Federico Cantu Biography

Federico Cantu

Mexican

1907-1989

Biography

Federico Heraclio Cantú Garza was born on March 3, 1907 in Monterrey, Mexico to María Luiza Garza, a novelist, and Adolfo Cantú, a journalist who opposed the Porfiro Diaz regime. He was born shortly before the Mexican Revolution and spent his childhood split between Nuevo Leon and San Antonio, Texas. The family moved back permanently to Mexico in the 1920s.  Later in life, he changed his birth year to 1908 and his birthplace to Cadereyta Jimenez  where his family was originally from. In 1922, at age 14, Cantú entered the Escuela de Pintura al Aire Libre, which was directed by Alfredo Ramos Martinez where he had contact with the growing Mexican muralism movement and briefly studied fresco painting under Diego Rivera in 1924.

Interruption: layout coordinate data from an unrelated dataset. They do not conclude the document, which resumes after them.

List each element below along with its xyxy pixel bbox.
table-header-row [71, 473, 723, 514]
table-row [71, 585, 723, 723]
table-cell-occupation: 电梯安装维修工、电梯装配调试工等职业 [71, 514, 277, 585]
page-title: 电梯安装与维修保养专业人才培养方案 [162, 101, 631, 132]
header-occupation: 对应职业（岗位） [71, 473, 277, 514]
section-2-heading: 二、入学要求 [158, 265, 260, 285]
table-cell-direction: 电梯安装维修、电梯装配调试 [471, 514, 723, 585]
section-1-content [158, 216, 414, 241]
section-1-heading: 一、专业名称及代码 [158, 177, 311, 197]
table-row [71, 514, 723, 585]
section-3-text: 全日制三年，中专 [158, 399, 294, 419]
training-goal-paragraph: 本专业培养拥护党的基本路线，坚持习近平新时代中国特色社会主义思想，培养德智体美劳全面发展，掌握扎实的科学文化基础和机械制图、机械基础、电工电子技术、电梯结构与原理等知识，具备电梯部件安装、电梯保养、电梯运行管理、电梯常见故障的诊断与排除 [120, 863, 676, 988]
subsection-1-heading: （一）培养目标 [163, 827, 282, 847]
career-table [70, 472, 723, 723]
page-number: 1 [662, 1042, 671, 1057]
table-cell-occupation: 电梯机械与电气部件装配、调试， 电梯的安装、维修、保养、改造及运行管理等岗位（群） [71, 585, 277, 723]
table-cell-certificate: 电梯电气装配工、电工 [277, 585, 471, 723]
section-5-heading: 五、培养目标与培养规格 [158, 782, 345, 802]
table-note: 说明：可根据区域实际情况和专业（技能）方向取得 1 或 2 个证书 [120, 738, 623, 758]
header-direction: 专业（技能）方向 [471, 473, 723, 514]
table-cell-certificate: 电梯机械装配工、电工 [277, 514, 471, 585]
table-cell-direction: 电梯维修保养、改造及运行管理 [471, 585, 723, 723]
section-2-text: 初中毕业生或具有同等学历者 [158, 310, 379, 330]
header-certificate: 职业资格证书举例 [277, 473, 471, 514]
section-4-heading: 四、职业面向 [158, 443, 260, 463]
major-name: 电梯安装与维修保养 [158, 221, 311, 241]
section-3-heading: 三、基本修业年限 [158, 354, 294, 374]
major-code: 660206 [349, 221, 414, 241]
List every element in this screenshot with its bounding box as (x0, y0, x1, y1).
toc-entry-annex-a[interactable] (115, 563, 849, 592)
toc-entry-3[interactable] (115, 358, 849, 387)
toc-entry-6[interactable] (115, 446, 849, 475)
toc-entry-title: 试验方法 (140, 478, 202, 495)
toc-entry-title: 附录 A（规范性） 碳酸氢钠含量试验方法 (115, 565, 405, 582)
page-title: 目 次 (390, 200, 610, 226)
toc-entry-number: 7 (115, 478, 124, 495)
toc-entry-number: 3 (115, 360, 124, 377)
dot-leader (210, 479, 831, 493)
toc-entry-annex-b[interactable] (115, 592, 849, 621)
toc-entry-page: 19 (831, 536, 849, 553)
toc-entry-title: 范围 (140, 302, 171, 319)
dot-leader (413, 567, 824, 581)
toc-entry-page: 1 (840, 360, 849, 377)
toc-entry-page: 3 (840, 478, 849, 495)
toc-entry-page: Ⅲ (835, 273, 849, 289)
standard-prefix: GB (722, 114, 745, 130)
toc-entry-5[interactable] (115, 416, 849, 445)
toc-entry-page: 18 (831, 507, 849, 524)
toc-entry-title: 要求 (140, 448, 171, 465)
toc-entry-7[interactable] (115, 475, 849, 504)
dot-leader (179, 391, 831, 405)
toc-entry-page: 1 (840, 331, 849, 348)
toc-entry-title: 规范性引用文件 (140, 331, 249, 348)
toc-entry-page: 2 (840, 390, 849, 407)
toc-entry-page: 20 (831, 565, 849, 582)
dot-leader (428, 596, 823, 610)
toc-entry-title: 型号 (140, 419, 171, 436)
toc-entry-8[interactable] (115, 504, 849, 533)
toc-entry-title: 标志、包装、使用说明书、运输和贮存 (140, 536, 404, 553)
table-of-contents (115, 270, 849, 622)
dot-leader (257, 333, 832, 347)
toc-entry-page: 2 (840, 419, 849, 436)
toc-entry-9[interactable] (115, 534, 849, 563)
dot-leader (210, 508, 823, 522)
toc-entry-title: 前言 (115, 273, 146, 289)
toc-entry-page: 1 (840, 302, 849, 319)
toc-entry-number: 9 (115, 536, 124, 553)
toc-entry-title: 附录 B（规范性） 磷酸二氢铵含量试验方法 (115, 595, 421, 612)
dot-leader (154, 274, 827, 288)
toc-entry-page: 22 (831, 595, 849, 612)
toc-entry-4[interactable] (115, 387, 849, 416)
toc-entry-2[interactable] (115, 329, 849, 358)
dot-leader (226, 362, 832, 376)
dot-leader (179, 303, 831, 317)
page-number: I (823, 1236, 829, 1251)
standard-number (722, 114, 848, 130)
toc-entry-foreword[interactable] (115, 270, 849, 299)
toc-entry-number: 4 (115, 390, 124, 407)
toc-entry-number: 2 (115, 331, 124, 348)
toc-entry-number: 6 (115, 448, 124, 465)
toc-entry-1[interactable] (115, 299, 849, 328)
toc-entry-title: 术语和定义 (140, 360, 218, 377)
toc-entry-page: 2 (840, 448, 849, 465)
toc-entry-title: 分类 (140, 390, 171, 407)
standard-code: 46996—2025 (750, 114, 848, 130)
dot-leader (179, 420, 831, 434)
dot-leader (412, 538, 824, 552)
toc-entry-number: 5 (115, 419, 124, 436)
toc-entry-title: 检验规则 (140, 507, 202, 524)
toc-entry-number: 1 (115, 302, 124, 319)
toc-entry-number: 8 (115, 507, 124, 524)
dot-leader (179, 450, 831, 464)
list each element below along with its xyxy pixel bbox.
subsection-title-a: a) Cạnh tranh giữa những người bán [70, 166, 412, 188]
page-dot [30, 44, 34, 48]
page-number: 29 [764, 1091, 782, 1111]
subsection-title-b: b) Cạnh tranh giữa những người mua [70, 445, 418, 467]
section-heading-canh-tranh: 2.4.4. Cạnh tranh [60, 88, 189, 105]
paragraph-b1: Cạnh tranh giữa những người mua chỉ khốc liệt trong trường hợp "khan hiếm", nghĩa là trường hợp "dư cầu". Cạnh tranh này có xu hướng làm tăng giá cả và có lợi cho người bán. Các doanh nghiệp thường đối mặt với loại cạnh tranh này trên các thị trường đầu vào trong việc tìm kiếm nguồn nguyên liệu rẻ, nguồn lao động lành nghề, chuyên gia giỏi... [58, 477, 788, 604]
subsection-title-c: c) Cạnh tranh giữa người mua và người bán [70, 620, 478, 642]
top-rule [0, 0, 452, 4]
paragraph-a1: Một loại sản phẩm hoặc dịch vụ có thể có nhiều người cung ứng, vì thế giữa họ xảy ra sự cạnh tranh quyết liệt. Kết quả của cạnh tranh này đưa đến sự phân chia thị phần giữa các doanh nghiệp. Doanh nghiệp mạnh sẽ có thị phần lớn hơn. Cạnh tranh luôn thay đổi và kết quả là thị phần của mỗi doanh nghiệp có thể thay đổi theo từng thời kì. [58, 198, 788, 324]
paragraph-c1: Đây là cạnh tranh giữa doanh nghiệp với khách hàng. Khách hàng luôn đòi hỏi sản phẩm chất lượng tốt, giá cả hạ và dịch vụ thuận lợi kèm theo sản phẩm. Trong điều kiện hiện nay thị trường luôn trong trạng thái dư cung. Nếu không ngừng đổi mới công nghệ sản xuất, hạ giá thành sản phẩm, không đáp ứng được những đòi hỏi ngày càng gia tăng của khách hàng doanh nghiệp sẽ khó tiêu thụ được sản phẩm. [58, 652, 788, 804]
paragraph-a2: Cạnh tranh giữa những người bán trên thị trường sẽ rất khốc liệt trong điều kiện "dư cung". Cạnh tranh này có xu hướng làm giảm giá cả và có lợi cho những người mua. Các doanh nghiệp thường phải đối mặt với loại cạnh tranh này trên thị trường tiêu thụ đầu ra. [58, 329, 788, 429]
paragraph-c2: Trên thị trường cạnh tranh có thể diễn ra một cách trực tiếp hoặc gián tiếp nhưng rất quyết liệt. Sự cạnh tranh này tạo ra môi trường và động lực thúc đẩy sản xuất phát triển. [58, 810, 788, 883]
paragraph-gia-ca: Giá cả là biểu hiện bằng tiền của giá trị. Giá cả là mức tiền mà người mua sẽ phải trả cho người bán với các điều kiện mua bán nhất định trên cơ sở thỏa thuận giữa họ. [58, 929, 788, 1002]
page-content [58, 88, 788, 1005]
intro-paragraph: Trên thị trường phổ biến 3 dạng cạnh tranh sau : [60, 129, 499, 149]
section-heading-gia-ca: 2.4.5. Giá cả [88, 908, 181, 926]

From 1924 to 1934, he traveled and lived in Europe and the United States. He first went to live in Paris on Rue Delambre in Montparnasse at age sixteen. During his time in Europe he met various artists of the avant garde of the time, including Picasso, Alfonso Reyes, poet César Vallejo and sculptor Mateo Hernández. He studied with sculptor Jose de Creeft. When he lived in Paris, he gathered a collection of drawings called the "Paris Collection" by his son Federico Cantu Fabila (FCF). However, during his time there, he created over two chests of drawings made at Le Grande Chaumiere. These chests were lost. In 1929, he married his first wife, Luz Fabila Montes de Oca.

Cantu's trips in the United States were short periods. He left Europe for Mexico in 1934. In the 1930s, he joined a group of painters with the Inés Amor gallery but soon after, established a studio in New York, as friends of his from Montparnasse were there to escape the Second World War.

Cantú's career extended over 65 years and included exhibitions, monumental works, design, illustrations and more. From 1924 to 1931 he exhibited his work in the United States and Europe, with his first exhibition occurring at the Exposition Park Museum in Los Angeles. His first exhibition in Mexico was in 1933 at the Salón de Arte of the Secretaria de Educacion Publica . While living in New York, he took part in several collective shows. He had much of his success in these two places, with other shows at Tate Gallery in London, the Museum of Modern Art, the Macy's Gallery and the Perls Gallery in New York.

Cantu narrated in his memoirs that he left the atelier of Paris to settle in Los Angeles California where he began his monumental career in sacred art, after a request promoted by a parish priest from Pasadena, where he painted a series of works that would include the plot of the black Christ as well as a series of Madonnas for the presbytery of the Church of Pasadena California in 1928.

Cantú taught both in Mexico and the United States. In the 1940s, he was an instructor at the Escuela Nacional de Pintera, Escultura y Grabado "La Esmeralda" In 1951 he was a guest lecturer at the University of California, Los Angeles.

Federico Cantu Garza died in Mexico City on January 29, 1989. His remains are at the foot of his mural Dios Padre y crucifixion (1959) at the chapel of the Universidad Intercontinental in Tlalpan, Mexico.